Understanding complex biomolecular mechanisms requires multi-step reasoning across molecular interactions, signaling cascades, and metabolic pathways. While large language models(LLMs) show promise in such tasks, their application to biomolecular problems is hindered by logical inconsistencies and the lack of grounding in domain knowledge. Existing approaches often exacerbate these issues: reasoning steps may deviate from biological facts or fail to capture long mechanistic dependencies. To address these challenges, we propose a Knowledge-Augmented Long-CoT Reasoning framework that integrates LLMs with knowledge graph-based multi-hop reasoning chains. The framework constructs mechanistic chains via guided multi-hop traversal and pruning on the knowledge graph; these chains are then incorporated into supervised fine-tuning to improve factual grounding and further refined with reinforcement learning to enhance reasoning reliability and consistency. Furthermore, to overcome the shortcomings of existing benchmarks, which are often restricted in scale and scope and lack annotations for deep reasoning chains, we introduce PrimeKGQA, a comprehensive benchmark for biomolecular question answering. Experimental results on both PrimeKGQA and existing datasets demonstrate that although larger closed-source models still perform well on relatively simple tasks, our method demonstrates clear advantages as reasoning depth increases, achieving state-of-the-art performance on multi-hop tasks that demand traversal of structured biological knowledge. These findings highlight the effectiveness of combining structured knowledge with advanced reasoning strategies for reliable and interpretable biomolecular reasoning.

Figures (9)

• Figure 1: Comparison of different reasoning approaches for biomolecular problems. (a) Reasoning LLMs generate multi-step reasoning chains but often suffer from hallucinations and logical inconsistencies. (b) Retrieval-augmented generation and related knowledge-enhanced methods reduce hallucinations but are knowledge-dependent on the quality and coverage of sources. (c) Our proposed Knowledge-Augmented Long-CoT framework integrates knowledge graph-guided reasoning, enabling logically coherent and reliable reasoning chains for complex biomolecular tasks.

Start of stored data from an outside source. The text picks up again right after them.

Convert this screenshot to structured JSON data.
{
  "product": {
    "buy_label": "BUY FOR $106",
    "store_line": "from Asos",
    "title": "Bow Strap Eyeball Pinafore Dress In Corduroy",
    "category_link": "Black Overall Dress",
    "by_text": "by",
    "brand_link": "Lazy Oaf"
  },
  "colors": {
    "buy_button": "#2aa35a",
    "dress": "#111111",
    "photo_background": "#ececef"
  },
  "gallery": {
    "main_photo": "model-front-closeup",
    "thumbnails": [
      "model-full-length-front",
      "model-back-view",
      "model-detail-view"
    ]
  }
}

• Figure 2: Overview of our proposed framework. (a) Data Curation: Given a biomolecular question and candidate answers, we extract entities from the question ($E_Q$) and the correct answer ($E_A$). (b) Retrieving Reasoning Paths: The extracted entities are mapped onto KG nodes. Reasoning paths $\mathcal{P}(Q,A;d)$ are then retrieved using predefined templates. (c) CoT Trajectory Construction: The induced path $p$ provides semantic relations that guide the initial CoT generation. The generated trajectories are further refined through the pruning stage to ensure clarity and accuracy. (d) Training Pipeline: The curated $(Q,A,C_{\text{pruned}})$ pairs are used for supervised fine-tuning (SFT), followed by reinforcement learning (GRPO) to align the model’s reasoning and answer generation.

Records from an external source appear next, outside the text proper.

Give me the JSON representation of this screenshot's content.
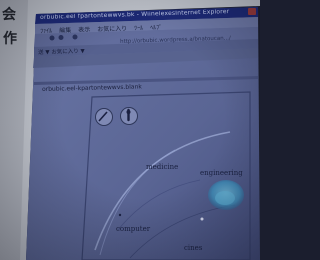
{
  "bezel": {
    "chars": [
      "会",
      "作"
    ]
  },
  "window": {
    "title": "orbubic.eel fpartontewwvs.bk - WiinelexesInternet Explorer",
    "menu": [
      "ﾌｧｲﾙ",
      "編集",
      "表示",
      "お気に入り",
      "ﾂｰﾙ",
      "ﾍﾙﾌﾟ"
    ],
    "address_text": "http://orbubic.wordpress.a/bnatoucan.../",
    "bookmark_text": "送 ▼ お気に入り ▼",
    "tab_label": "orbubic.eel-kpartontewwvs.blank"
  },
  "canvas": {
    "tools": [
      "pencil-tool",
      "brush-tool"
    ],
    "nodes": [
      "medicine",
      "engineering",
      "computer",
      "cines"
    ]
  },
  "colors": {
    "screen": "#5d6896",
    "titlebar": "#1d2a78",
    "node_blob": "#4f9fc9",
    "bezel": "#c7cbd3"
  }
}
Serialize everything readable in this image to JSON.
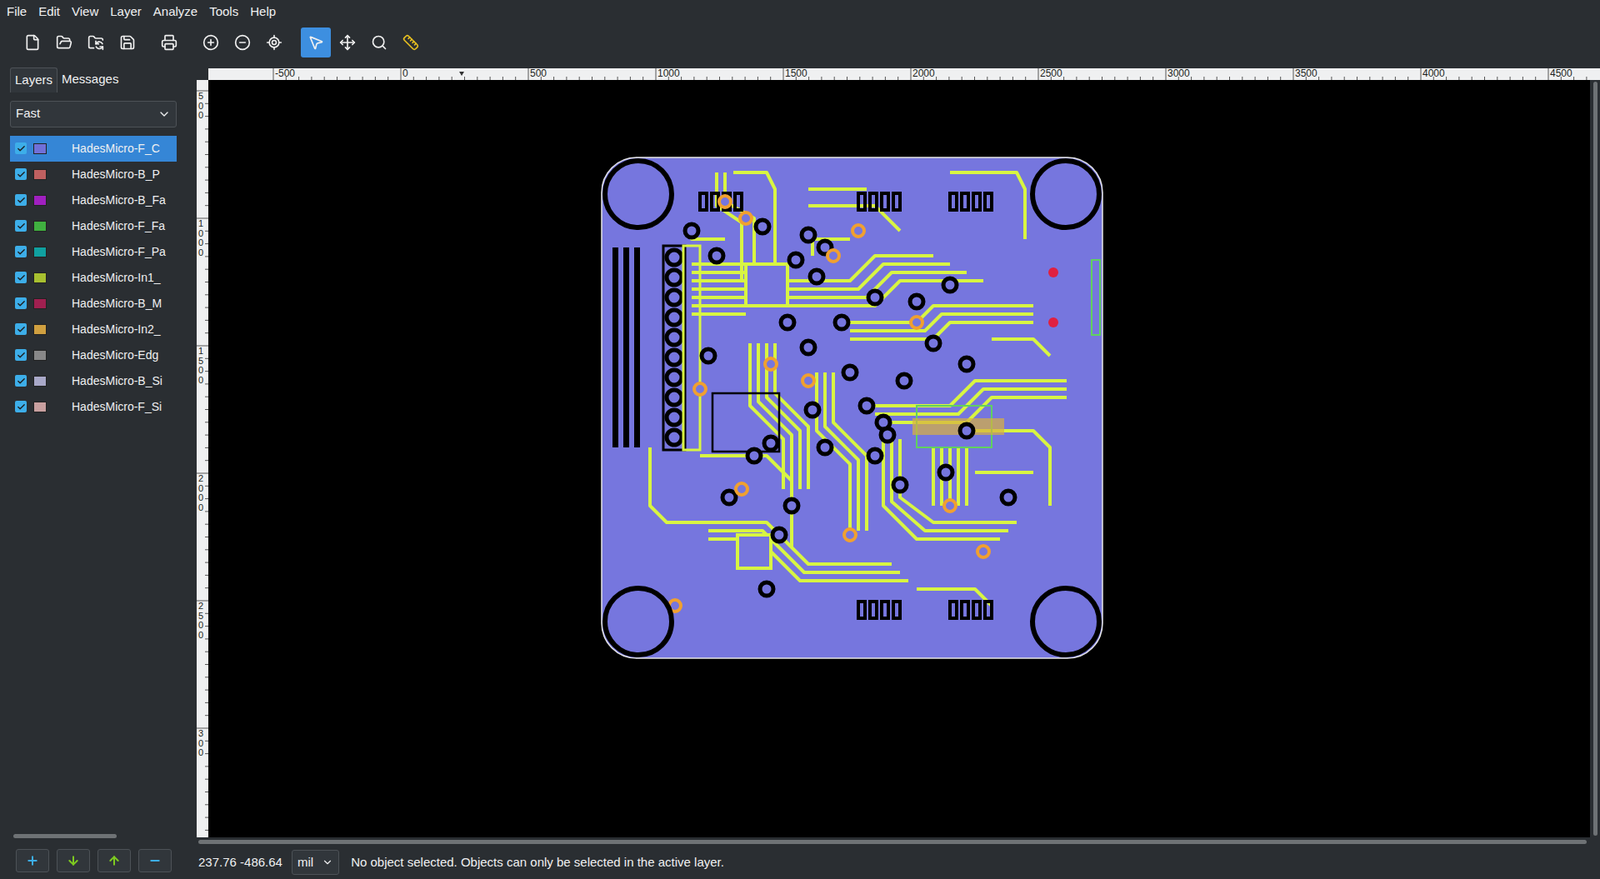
{
  "window": {
    "title": "gerbv"
  },
  "menu": [
    "File",
    "Edit",
    "View",
    "Layer",
    "Analyze",
    "Tools",
    "Help"
  ],
  "toolbar": [
    {
      "kind": "new",
      "selected": false
    },
    {
      "kind": "open",
      "selected": false
    },
    {
      "kind": "revert",
      "selected": false
    },
    {
      "kind": "save",
      "selected": false
    },
    {
      "kind": "print",
      "selected": false
    },
    {
      "kind": "zoom-in",
      "selected": false
    },
    {
      "kind": "zoom-out",
      "selected": false
    },
    {
      "kind": "zoom-fit",
      "selected": false
    },
    {
      "kind": "pointer",
      "selected": true
    },
    {
      "kind": "pan",
      "selected": false
    },
    {
      "kind": "zoom",
      "selected": false
    },
    {
      "kind": "measure",
      "selected": false
    }
  ],
  "sidebar": {
    "tabs": [
      {
        "label": "Layers",
        "selected": true
      },
      {
        "label": "Messages",
        "selected": false
      }
    ],
    "render_mode": "Fast",
    "layers": [
      {
        "name": "HadesMicro-F_C",
        "visible": true,
        "selected": true,
        "color": "#7070d8"
      },
      {
        "name": "HadesMicro-B_P",
        "visible": true,
        "selected": false,
        "color": "#c06060"
      },
      {
        "name": "HadesMicro-B_Fa",
        "visible": true,
        "selected": false,
        "color": "#a020c0"
      },
      {
        "name": "HadesMicro-F_Fa",
        "visible": true,
        "selected": false,
        "color": "#40b040"
      },
      {
        "name": "HadesMicro-F_Pa",
        "visible": true,
        "selected": false,
        "color": "#10a0a0"
      },
      {
        "name": "HadesMicro-In1_",
        "visible": true,
        "selected": false,
        "color": "#a8c030"
      },
      {
        "name": "HadesMicro-B_M",
        "visible": true,
        "selected": false,
        "color": "#a02050"
      },
      {
        "name": "HadesMicro-In2_",
        "visible": true,
        "selected": false,
        "color": "#d0a040"
      },
      {
        "name": "HadesMicro-Edg",
        "visible": true,
        "selected": false,
        "color": "#888888"
      },
      {
        "name": "HadesMicro-B_Si",
        "visible": true,
        "selected": false,
        "color": "#a8a8c8"
      },
      {
        "name": "HadesMicro-F_Si",
        "visible": true,
        "selected": false,
        "color": "#c8a0a0"
      }
    ],
    "buttons": [
      {
        "kind": "add"
      },
      {
        "kind": "down"
      },
      {
        "kind": "up"
      },
      {
        "kind": "remove"
      }
    ]
  },
  "ruler": {
    "top": [
      "-500",
      "0",
      "500",
      "1000",
      "1500",
      "2000",
      "2500",
      "3000",
      "3500",
      "4000",
      "4500"
    ],
    "left": [
      "500",
      "1000",
      "1500",
      "2000",
      "2500",
      "300"
    ]
  },
  "status_bar": {
    "coords": "237.76 -486.64",
    "units": "mil",
    "message": "No object selected. Objects can only be selected in the active layer."
  }
}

• Figure 3: (a) Generalization results on additional biomedical benchmarks(BiomixQA, BioASQ, and MEDDDX). (b) Ablation study on the PrimeKGQA benchmark against the distilled CoT baseline.
• Figure 4: The distribution of the PrimeKGQA test dataset across various tasks.
• Figure 5: A detailed case study illustrating our three-stage methodology. The example demonstrates the transformation of a response, starting from the foundational KG path, to a verbose answer via CoT generation, and concluding with a concise, refined answer after CoT pruning.